Ai hat den Zorn des Regimes unter anderem durch seinen Einsatz für die Opfer des desaströsen Erdbebens von Sichuan im Mai 2008 auf sich gelenkt. 2009 wurde er von der Polizei so schwer verprügelt, dass er eine Hirnblutung erlitt und in Deutschland operiert werden musste.
Die Festnahme des renommierten Künstlers ist nur der bisherige Gipfel einer Verhaftungswelle unter Menschenrechtlern, Intellektuellen und Regimekritikern in den vergangenen Wochen. Sie ging auch am Donnerstag weiter: Die beiden Menschenrechtsaktivisten Ni Yulan und Dong Jiqin wurden von der Polizei abgeführt. Nis Erfahrungen mit der Staatsgewalt sind äußerst schlecht: Erst vor einem Jahr war die Anwältin aus dem Gefängnis entlassen worden; während ihrer zweijährigen Haftzeit war sie laut eigenen Angaben gefoltert worden, sie kann sich nun nur mithilfe von Krücken und einem Rollstuhl fortbewegen.

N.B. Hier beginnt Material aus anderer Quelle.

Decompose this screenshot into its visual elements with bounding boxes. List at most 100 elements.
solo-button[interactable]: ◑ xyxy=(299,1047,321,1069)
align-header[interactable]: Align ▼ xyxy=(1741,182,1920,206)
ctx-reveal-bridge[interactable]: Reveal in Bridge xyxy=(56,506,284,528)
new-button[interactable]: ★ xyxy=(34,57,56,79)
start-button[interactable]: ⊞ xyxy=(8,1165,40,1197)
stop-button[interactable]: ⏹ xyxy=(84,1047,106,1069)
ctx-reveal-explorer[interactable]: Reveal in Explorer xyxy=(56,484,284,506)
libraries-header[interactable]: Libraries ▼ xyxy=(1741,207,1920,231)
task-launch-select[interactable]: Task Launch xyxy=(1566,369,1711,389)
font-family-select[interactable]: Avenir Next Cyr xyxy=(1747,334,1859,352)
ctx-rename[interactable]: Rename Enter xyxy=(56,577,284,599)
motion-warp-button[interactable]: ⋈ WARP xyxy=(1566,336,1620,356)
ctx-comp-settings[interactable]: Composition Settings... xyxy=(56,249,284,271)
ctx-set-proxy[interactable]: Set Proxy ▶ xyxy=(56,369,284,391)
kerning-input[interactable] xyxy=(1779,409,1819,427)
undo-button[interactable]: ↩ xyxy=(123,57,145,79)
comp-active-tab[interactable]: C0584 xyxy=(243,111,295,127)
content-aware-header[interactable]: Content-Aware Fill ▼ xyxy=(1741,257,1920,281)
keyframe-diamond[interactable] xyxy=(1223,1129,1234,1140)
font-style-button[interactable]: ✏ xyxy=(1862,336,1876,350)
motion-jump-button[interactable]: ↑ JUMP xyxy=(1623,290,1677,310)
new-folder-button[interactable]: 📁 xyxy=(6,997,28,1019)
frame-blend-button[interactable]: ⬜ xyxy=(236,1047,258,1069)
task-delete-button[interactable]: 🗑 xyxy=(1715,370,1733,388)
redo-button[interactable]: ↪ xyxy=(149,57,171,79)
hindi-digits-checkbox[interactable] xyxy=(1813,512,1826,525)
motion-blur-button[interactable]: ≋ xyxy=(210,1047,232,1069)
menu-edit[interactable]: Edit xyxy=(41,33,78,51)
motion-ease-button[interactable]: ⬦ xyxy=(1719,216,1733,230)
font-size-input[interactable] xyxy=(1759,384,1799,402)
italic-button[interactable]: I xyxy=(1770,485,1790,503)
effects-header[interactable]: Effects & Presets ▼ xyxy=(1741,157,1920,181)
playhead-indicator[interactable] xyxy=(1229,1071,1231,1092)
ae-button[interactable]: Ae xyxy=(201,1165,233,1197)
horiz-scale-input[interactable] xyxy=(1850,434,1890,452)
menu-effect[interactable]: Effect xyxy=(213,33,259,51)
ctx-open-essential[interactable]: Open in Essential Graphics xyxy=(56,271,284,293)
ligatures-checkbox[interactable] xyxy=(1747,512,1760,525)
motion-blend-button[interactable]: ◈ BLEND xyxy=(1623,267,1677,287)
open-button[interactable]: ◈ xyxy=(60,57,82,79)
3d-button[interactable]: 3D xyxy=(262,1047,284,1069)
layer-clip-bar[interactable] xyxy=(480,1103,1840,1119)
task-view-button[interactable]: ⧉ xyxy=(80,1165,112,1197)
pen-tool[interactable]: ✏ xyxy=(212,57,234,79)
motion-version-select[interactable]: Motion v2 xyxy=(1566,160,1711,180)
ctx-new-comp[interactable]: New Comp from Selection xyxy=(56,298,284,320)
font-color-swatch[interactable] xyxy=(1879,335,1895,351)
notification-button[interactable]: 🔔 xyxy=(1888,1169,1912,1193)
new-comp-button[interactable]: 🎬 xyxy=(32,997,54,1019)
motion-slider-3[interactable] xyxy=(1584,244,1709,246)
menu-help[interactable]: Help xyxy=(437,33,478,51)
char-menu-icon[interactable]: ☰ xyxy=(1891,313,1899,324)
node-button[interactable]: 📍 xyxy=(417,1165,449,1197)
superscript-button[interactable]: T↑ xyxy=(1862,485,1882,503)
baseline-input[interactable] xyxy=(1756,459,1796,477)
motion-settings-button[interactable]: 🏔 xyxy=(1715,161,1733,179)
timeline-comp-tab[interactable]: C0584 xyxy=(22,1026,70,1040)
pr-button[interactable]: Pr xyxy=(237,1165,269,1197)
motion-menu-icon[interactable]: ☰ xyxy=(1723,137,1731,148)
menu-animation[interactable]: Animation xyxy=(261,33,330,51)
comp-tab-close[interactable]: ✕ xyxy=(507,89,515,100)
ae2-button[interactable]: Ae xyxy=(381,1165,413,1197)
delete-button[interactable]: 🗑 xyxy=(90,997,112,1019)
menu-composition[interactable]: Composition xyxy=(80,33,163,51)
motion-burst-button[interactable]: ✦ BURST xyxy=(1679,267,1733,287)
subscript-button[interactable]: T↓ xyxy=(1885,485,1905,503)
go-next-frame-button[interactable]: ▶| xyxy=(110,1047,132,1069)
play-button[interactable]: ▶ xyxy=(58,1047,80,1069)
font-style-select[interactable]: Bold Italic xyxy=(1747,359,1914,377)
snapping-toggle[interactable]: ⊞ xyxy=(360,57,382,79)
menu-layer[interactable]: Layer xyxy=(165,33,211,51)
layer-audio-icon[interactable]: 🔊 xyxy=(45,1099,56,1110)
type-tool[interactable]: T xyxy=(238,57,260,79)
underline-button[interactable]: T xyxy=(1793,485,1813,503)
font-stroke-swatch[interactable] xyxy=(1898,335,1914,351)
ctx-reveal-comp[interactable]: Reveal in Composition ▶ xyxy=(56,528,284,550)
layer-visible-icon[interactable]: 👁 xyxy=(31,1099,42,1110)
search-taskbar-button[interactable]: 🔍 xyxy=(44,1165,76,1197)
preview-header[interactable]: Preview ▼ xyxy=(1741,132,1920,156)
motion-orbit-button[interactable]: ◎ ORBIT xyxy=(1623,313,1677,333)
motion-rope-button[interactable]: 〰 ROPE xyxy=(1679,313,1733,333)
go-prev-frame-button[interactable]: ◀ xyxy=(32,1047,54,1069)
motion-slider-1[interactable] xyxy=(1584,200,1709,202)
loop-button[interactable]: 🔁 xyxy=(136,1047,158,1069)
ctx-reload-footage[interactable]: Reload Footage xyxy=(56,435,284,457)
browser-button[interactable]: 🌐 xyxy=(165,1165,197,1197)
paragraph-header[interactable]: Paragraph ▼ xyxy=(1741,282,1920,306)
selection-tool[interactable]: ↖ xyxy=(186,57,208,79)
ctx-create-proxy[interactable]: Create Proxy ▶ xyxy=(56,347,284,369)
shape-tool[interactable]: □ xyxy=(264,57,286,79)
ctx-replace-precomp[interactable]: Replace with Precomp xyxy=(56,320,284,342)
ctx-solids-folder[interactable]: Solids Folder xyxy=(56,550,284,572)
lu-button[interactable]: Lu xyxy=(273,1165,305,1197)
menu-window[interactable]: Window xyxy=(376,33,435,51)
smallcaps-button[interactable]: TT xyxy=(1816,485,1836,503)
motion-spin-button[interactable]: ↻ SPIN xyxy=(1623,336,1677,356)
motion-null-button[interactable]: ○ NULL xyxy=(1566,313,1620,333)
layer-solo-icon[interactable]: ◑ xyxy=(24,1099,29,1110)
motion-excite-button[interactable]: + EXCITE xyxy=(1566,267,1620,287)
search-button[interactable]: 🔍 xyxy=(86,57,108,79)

Scharfe internationale Proteste
Ais Verhaftung hat international sofort für heftige Proteste gesorgt, die China reflexhaft als „Einmischung in innere Angelegenheiten“ zurückgewiesen hat. Scharfe Kritik kam zuletzt etwa vom scheidenden US-Vertreter in Peking: Auch künftige US-Botschafter würden nicht aufhören, sich für Leute wie den inhaftierten Friedensnobelpreisträger Liu Xiaobo oder Ai Weiwei einzusetzen, sagte Jon Huntsman. Deutschlands Außenamt hat den chinesischen Botschafter am Mittwoch einbestellt, das österreichische Außenministerium bereits am Dienstag den chinesischen Geschäftsträger in Wien, wie „Die Presse“ erfuhr. Gleichzeitig sei die österreichische Botschaft in Peking bei den Behörden vorstellig geworden.
Besorgt sind auch österreichische Künstler: Literaturnobelpreisträgerin Elfriede Jelinek und IG-Autoren-Chef Gerhard Ruiss forderten die sofortige Freilassung Ais. Im Wiener Museumsquartier wird dem inhaftierten Künstler am 12.April eine Lesung gewidmet, bei der der prominente chinesische Exil-Lyriker Bei Ling auftreten wird.